Explosão diante dos horizontes da escola. Explosão dos sentidos da infância.


Experiência afetiva como alimento para aprendizagem diz respeito, portanto, em visualizá-la
mais como integrante e integradora da condição de vida. Nessa linha, poderemos enxergar para
além de uma redução temporal que prevê um projeto final de ser criança; encontrando na sua
indeterminação, no seu devir constante, no seu status de fora, sinais de força e resistência que
possibilitem rupturas e mutações ante as práticas e discursos condutores dos modos de
subjetivação.

Trata-se, pois, de criar caminhos que possam desvincular a infância de sua condição de
ser faltante, visualizando-a com um olhar inaugural, um olhar que não dita ‘qual o lugar da
infância’, mas se abre para a presença e experiência da infância em qualquer lugar, para que,
assim sendo, sejamos nós mesmos dotados de infância, de infância como modo de ser no
mundo, infância como forma de olhar, para ela, para si e para o mundo.
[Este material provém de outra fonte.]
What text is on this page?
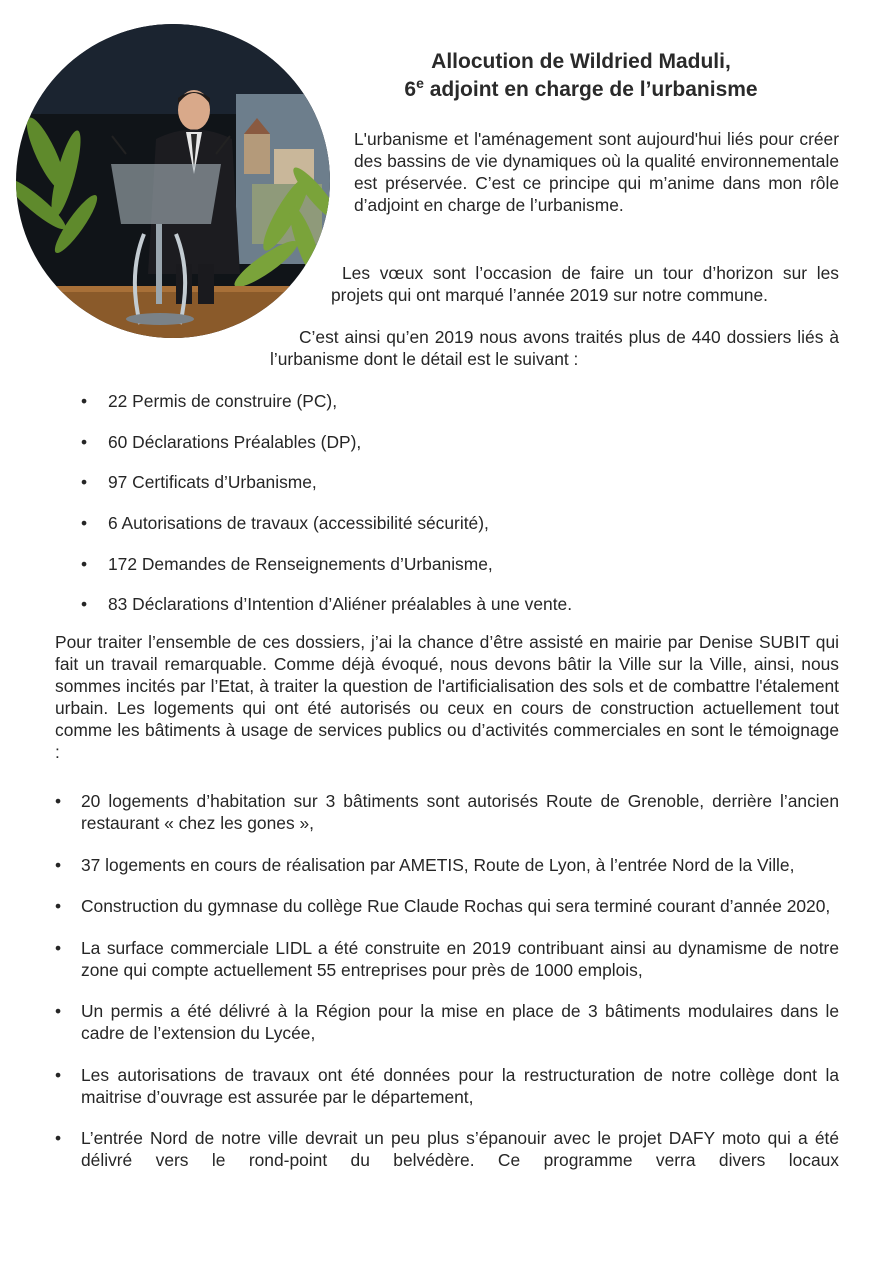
Allocution de Wildried Maduli,
6e adjoint en charge de l’urbanisme

L'urbanisme et l'aménagement sont aujourd'hui liés pour créer des bassins de vie dynamiques où la qualité environnementale est préservée. C’est ce principe qui m’anime dans mon rôle d’adjoint en charge de l’urbanisme.

Les vœux sont l’occasion de faire un tour d’horizon sur les projets qui ont marqué l’année 2019 sur notre commune.

C’est ainsi qu’en 2019 nous avons traités plus de 440 dossiers liés à l’urbanisme dont le détail est le suivant :

• 22 Permis de construire (PC),
• 60 Déclarations Préalables (DP),
• 97 Certificats d’Urbanisme,
• 6 Autorisations de travaux (accessibilité sécurité),
• 172 Demandes de Renseignements d’Urbanisme,
• 83 Déclarations d’Intention d’Aliéner préalables à une vente.

Pour traiter l’ensemble de ces dossiers, j’ai la chance d’être assisté en mairie par Denise SUBIT qui fait un travail remarquable. Comme déjà évoqué, nous devons bâtir la Ville sur la Ville, ainsi, nous sommes incités par l’Etat, à traiter la question de l'artificialisation des sols et de combattre l'étalement urbain. Les logements qui ont été autorisés ou ceux en cours de construction actuellement tout comme les bâtiments à usage de services publics ou d’activités commerciales en sont le témoignage :

• 20 logements d’habitation sur 3 bâtiments sont autorisés Route de Grenoble, derrière l’ancien restaurant « chez les gones »,
• 37 logements en cours de réalisation par AMETIS, Route de Lyon, à l’entrée Nord de la Ville,
• Construction du gymnase du collège Rue Claude Rochas qui sera terminé courant d’année 2020,
• La surface commerciale LIDL a été construite en 2019 contribuant ainsi au dynamisme de notre zone qui compte actuellement 55 entreprises pour près de 1000 emplois,
• Un permis a été délivré à la Région pour la mise en place de 3 bâtiments modulaires dans le cadre de l’extension du Lycée,
• Les autorisations de travaux ont été données pour la restructuration de notre collège dont la maitrise d’ouvrage est assurée par le département,
• L’entrée Nord de notre ville devrait un peu plus s’épanouir avec le projet DAFY moto qui a été délivré vers le rond-point du belvédère. Ce programme verra divers locaux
[...] a criança constitui a criação mesma, um novo começo para os valores, a liberdade mais
afirmativa, o tempo circular que retorna, pura afirmação da vida. A inocência e o esquecimento
isentam a criança dos rancores e do ressentimento. Ela é a pura afirmação de um novo início, de
uma pura criação. (NIETZSCHE apud KOHAN, 2007, p. 110).